What is a proper way to troubleshoot ddp speed gain?

what is the proper way to troubleshoot the gain in speed with ddp ( DistributedDataParallel) in order to find bottlenecks?

i have 2 different models. model 1 (resnet) and model 2 (unet).
size of model 2 (23million) > size of model1 (32million)

in term of data, model2 does an additional disc access to load more sample-related data, while model1 only load the basic data.

we consider using either single gpu or 2 gpus.
when using 2 gpus, model 1 gains 50% of speed compared to single gpu.
in the other hand, model 2 only gain 15%.

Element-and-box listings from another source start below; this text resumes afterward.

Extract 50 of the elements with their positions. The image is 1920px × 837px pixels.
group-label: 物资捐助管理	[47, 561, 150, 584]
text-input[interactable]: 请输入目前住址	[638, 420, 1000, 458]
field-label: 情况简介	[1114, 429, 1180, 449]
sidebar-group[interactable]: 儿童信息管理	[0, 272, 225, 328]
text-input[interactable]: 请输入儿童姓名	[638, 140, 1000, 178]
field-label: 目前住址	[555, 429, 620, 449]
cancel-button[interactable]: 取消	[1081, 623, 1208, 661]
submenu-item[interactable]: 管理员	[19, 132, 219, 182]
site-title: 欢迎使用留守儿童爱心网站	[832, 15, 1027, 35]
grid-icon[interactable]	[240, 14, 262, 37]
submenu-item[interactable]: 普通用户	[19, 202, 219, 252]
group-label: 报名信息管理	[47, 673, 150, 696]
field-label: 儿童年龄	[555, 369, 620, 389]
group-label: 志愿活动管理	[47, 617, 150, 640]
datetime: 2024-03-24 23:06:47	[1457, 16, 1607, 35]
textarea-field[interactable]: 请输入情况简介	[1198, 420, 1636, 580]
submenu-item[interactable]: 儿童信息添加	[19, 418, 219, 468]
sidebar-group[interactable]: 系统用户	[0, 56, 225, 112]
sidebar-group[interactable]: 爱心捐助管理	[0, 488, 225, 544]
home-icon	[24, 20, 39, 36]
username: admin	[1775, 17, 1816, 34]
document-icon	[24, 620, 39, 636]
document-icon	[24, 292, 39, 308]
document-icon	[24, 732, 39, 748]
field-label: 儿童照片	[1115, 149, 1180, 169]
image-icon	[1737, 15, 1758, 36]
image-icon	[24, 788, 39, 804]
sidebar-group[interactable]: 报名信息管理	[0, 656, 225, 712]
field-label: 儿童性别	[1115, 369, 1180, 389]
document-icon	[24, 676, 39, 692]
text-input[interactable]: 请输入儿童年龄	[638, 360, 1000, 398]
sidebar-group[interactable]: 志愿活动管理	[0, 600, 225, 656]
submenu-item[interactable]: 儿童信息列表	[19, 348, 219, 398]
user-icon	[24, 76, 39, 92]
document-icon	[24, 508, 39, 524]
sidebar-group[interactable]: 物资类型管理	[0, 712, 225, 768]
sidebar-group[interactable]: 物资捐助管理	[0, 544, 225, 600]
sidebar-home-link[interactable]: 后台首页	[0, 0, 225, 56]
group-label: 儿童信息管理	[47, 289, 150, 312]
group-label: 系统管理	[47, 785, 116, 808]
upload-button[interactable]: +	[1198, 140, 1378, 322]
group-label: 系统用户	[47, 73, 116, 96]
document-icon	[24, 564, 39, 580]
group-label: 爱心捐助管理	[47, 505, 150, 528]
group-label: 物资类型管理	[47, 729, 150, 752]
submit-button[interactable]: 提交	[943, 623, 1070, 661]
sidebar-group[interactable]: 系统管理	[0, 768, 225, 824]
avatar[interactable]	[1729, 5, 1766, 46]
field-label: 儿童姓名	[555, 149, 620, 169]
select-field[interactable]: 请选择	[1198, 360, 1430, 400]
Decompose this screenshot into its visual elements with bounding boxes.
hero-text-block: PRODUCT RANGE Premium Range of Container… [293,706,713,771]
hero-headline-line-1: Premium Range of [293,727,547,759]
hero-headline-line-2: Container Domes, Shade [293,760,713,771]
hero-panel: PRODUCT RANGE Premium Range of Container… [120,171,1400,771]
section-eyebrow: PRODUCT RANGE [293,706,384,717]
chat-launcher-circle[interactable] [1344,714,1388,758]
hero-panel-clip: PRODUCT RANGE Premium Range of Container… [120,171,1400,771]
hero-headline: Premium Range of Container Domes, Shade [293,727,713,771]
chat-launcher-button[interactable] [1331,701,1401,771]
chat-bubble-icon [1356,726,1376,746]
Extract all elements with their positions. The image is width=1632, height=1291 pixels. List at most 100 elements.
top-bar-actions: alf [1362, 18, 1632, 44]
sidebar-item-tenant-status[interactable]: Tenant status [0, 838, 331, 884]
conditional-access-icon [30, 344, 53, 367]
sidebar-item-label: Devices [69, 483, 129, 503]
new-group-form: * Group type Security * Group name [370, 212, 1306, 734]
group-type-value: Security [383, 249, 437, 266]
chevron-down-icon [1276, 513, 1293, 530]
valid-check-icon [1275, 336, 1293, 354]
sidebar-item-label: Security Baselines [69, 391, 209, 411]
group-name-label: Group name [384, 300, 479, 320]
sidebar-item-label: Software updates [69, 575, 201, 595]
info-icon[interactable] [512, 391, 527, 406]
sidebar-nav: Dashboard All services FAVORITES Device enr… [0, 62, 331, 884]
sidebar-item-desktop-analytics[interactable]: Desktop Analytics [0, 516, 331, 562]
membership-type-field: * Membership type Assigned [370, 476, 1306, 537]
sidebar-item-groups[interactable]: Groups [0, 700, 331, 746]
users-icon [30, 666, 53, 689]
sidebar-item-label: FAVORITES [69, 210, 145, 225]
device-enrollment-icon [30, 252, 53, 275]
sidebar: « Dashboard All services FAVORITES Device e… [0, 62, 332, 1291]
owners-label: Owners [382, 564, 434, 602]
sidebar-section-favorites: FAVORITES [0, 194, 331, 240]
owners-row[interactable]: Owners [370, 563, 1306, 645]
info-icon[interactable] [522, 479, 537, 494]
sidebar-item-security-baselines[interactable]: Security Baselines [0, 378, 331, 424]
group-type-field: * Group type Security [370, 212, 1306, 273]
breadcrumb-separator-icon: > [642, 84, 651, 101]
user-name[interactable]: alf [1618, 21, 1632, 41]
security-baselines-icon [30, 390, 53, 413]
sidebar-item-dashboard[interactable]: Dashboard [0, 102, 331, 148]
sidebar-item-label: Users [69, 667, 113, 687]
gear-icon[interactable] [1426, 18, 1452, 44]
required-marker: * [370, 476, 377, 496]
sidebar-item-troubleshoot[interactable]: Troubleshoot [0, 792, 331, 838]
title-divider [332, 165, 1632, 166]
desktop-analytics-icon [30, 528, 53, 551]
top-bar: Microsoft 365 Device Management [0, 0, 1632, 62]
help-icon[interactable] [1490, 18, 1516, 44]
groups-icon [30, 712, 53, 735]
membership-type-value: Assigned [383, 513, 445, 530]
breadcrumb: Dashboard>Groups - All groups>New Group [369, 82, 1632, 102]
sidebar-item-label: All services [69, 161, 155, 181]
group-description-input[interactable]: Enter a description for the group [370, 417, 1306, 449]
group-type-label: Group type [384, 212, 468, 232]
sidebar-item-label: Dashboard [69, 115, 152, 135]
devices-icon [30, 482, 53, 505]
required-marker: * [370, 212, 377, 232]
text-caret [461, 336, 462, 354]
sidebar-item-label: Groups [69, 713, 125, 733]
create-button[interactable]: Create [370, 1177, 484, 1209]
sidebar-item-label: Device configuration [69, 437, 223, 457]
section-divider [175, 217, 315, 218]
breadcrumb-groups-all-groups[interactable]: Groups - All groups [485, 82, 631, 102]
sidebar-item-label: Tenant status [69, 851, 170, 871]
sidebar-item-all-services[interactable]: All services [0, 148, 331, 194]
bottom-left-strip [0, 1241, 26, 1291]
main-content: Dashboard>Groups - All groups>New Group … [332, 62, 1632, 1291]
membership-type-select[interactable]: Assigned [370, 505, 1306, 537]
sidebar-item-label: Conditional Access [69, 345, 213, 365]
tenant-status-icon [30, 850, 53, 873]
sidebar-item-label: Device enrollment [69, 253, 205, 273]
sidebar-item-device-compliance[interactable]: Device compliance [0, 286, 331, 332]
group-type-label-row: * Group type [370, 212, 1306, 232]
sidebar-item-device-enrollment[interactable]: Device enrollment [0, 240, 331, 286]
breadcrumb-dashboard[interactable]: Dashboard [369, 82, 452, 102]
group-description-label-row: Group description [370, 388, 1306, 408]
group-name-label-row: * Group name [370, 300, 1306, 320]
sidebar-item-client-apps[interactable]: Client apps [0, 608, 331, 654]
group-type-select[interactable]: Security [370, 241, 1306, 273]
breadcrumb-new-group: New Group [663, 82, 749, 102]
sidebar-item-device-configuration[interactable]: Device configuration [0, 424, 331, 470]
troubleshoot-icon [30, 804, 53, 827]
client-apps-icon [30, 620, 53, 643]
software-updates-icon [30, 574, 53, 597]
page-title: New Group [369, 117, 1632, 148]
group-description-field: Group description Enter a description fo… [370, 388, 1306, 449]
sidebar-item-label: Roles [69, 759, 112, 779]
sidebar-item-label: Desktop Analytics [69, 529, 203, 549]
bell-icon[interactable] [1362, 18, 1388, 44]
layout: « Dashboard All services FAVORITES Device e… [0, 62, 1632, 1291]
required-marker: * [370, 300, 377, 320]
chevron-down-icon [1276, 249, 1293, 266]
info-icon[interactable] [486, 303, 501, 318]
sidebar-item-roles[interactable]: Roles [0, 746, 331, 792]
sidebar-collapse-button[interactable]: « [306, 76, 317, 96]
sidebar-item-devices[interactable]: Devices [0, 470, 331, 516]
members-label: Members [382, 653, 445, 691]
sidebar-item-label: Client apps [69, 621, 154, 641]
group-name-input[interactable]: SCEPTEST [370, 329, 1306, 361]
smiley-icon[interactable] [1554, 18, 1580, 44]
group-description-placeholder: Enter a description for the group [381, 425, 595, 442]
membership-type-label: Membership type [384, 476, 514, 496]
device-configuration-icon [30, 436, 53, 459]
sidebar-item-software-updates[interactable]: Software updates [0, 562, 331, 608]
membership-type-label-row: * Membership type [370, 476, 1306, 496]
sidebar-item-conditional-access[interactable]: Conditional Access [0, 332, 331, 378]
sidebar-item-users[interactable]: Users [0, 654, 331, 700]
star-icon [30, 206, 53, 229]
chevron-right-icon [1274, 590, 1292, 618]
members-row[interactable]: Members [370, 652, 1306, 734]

i am using datalaoder with distributedsampler and 4 workers per process.
every process uses only one gpu.

both gpus are in the same machine.
use nccl backend.


did some timing.
using multi-gpus makes a type of loss acts up.
the loss runs on cpu.
so, not sure why is that.
when using a single gpu, the loss takes 70ms to forward.
when using multigpus, it takes 600ms.

looking why this is happening.
the observed gain in time of 15% came from the validation that is done in multigpu.


it turns out one of the losses is heavily using multi-threading

I’m wondering why loss is not computed on GPUs?

it is a custom c++ cpu-loss provided in another work.
currently looking for a gpu version.
from initial run, gpu loss does not seem to be faster than the multi-threaded c++ cpu implementation.

still looking to find why and how to further speed up the gpu version.